You can create, apply, and export clustering models. You can also create clustering views. Building clustering models: The input for the Clustering mining function must be a table or a view. In this table or view, each record represents the properties of an entity to be clustered. For customer segmentation, such a table might contain demographic information about each customer, for example, age, marital status, or profession. The table also contains figures about each customers buying behavior, for example, the total revenue per month per product category. If you run the Clustering mining function on such a table, you get a clustering model that assigns to each record of the input table the cluster it belongs to. This is called the training of a clustering model. Syntax

IDMMX.BuildClusModel(<modelName>, <inputTable>)

Input parameters With the BuildClusModel procedure, you must specify the following parameters: <modelName> The name of the model that you want to build.
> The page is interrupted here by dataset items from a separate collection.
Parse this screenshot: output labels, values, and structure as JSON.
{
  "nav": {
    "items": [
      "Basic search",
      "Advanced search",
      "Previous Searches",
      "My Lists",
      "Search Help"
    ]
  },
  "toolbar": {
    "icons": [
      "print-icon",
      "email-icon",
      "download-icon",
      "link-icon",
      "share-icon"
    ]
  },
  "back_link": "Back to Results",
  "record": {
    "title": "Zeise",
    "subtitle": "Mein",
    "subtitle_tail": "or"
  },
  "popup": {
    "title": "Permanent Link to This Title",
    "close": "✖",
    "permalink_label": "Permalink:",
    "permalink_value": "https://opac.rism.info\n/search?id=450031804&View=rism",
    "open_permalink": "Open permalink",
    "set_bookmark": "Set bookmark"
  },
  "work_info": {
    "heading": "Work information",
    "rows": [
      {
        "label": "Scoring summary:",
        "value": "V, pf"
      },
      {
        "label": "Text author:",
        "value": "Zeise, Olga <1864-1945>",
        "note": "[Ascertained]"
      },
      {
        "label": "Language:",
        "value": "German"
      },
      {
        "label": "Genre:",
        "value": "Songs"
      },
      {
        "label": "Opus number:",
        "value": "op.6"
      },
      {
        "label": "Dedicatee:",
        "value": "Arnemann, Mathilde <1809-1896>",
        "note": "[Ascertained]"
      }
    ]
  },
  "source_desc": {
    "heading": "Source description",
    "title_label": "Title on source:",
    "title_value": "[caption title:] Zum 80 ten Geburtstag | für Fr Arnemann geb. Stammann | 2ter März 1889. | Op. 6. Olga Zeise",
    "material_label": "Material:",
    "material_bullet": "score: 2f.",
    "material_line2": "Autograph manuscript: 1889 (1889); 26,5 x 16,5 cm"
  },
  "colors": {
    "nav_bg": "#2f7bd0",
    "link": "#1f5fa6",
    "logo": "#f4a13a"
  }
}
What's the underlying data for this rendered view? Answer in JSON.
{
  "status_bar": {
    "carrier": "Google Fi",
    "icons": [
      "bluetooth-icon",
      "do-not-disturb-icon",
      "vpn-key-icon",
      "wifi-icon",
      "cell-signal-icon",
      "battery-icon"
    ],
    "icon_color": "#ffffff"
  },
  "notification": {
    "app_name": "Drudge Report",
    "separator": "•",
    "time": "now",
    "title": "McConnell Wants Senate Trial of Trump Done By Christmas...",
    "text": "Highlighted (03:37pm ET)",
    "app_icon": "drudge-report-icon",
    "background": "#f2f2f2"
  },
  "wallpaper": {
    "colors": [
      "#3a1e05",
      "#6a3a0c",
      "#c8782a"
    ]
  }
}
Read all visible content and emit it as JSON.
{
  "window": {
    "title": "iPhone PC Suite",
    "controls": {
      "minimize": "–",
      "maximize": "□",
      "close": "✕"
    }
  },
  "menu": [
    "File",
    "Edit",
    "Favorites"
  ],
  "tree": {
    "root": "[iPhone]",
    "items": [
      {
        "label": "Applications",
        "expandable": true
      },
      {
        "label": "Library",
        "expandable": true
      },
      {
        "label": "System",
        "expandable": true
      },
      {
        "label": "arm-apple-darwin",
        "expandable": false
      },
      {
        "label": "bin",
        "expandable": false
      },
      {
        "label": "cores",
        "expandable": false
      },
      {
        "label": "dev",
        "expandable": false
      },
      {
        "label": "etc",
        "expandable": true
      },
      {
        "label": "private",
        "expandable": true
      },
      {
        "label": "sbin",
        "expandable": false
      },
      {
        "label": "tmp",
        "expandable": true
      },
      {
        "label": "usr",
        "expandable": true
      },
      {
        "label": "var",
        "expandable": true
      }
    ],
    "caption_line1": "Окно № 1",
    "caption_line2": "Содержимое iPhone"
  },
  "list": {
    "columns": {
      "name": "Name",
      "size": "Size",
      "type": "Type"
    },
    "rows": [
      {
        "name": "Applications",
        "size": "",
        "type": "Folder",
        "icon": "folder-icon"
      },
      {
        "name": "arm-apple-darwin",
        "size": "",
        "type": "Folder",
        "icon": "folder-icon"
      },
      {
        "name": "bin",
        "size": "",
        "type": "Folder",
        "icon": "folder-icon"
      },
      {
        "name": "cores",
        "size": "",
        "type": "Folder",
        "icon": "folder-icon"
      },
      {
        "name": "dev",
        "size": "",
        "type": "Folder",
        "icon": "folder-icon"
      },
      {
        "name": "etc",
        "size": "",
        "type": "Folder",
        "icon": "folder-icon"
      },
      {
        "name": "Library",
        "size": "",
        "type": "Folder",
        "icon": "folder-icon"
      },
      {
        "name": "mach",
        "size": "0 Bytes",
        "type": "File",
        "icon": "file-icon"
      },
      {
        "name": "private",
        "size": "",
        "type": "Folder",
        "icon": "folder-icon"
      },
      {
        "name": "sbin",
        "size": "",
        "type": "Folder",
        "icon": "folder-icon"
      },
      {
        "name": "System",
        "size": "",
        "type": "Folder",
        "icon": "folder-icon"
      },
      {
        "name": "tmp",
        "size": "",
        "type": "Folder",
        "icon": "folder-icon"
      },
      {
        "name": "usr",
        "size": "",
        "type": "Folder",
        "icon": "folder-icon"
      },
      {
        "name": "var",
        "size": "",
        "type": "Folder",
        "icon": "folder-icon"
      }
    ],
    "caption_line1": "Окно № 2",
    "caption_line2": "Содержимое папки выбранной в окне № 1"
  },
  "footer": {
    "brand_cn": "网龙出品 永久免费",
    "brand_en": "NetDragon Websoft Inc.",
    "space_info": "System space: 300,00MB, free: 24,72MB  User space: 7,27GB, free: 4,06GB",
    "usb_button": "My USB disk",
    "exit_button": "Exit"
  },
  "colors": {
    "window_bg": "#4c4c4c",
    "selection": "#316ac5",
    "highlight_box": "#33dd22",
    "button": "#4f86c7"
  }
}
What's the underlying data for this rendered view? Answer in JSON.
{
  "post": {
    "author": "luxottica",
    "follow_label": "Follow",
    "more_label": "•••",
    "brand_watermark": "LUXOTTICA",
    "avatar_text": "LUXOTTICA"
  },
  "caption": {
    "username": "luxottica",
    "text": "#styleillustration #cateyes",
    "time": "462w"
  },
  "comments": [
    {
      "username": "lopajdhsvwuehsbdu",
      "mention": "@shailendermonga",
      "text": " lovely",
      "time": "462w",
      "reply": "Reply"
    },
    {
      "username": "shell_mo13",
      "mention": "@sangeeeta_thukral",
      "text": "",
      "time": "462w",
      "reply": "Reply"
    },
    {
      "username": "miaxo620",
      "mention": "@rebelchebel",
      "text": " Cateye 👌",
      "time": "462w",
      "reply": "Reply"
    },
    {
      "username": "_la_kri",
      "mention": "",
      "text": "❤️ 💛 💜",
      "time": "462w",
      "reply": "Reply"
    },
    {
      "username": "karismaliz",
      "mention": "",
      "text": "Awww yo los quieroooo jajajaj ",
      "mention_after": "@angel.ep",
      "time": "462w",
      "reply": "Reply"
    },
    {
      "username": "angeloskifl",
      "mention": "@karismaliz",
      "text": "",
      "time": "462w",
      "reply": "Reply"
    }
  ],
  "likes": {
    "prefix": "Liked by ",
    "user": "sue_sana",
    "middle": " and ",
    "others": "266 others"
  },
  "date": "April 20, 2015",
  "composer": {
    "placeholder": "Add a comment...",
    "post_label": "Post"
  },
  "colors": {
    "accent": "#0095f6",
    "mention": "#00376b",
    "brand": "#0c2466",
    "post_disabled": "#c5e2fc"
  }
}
The model is stored in the IDMMX.ClusterModels table. If a model with the same name already exists in the IDMMX.ClusterModels table, the previous model is replaced with the new model. This parameter is of type VARCHAR. Its size is 240. <inputTable> The name of the input table. The BuildClusModel procedure starts a clustering run on the data of this table. The columns of the input table that might not be useful to create a model are ignored by the Easy Mining procedure. These are, for example, key columns. This parameter is of type VARCHAR. Its size is 240. Example You might want to create the clustering model BANK.CUSTOMERS_CLUSMODEL of the customers of a bank. The information about these customers is stored in the BANK.BANKCUSTOMERS table. Use the following command to run the Easy Mining procedure:
DB2 "call IDMMX.BuildClusModel(BANK.CUSTOMERS_CLUSMODEL, BANK.BANKCUSTOMERS)"

Applying clustering models: After you have built the model, you might want to determine the records that are assigned to the individual clusters. This mining step is called scoring of a clustering model.
Chapter 2. Data mining with the Easy Mining procedures

61

To apply a clustering model, you can use the ApplyClusModel procedure. Syntax

IDMMX.ApplyClusModel(<modelName>, <inputTable>, <outputView>, <clusterIDColumn>, <qualityColumn>, <confidenceColumn>)

Input parameters With the ApplyClusModel procedure, you must specify the following parameters: <modelName> The name of the model that you want to apply. The model is stored in IDMMX.ClusterModels table. This parameter is of type VARCHAR. Its size is 240. <inputTable> The name of the input table or the input view. The ApplyClusModel procedure applies the clustering model to the data in this table. This parameter is of type VARCHAR. Its size is 240. <outputView> The name of the output view that you want to create. If a view with the same name already exists, the previous view is replaced with the new view. The output view contains the columns of the input table and additional columns that contain the cluster identification, the clustering quality, and the clustering confidence. This parameter is of type VARCHAR. Its size is 240. <clusterIDColumn> The name of the column that contains the identification of the cluster the record is assigned to. This parameter is of type VARCHAR. Its size is 128. <qualityColumn> The name of the column that contains the value for the clustering quality. The value for clustering quality indicates how the records fit into the cluster. The value can range from 1 to 0. v A value close to 1 means a good fit. v A value close to 0 means a bad fit. If you do not want to include the Quality column in the output table, leave the string for these parameters empty, or specify NULL for these strings. This parameter is of type VARCHAR. Its size is 128.

62

IBM InfoSphere Warehouse: Data Mining with Easy Mining procedures

<confidenceColumn> The name of the column that contains the value for the computed cluster confidence. The clustering confidence indicates the confidence that the assigned cluster ID is the best cluster for this record. The value can range from 1 to 0. v A value close to 1 means that the assigned cluster is the only cluster where this record fits in well. v A value close to 0.5 means that there are other clusters this record might fit in well. If you do not want to include the Confidence column in the output table, leave the string for these parameters empty, or specify null for these strings. This parameter is of type VARCHAR. Its size is 128. Example You might want to create the output view BANK.CUSTOMERS_CLUS_APPLY by applying the model BANK.CUSTOMERS_CLUSMODEL to the input table BANK.BANKCUSTOMERS by creating. Use the following command to run the Easy Mining procedure:
DB2 "call IDMMX.ApplyClusModel(BANK.CUSTOMERS_CLUSMODEL, BANK.BANKCUSTOMERS, BANK.CUSTOMERS_CLUS_APPLY, CLUSTERID, CLUS_QUALITY, CLUS_CONFIDENCE)"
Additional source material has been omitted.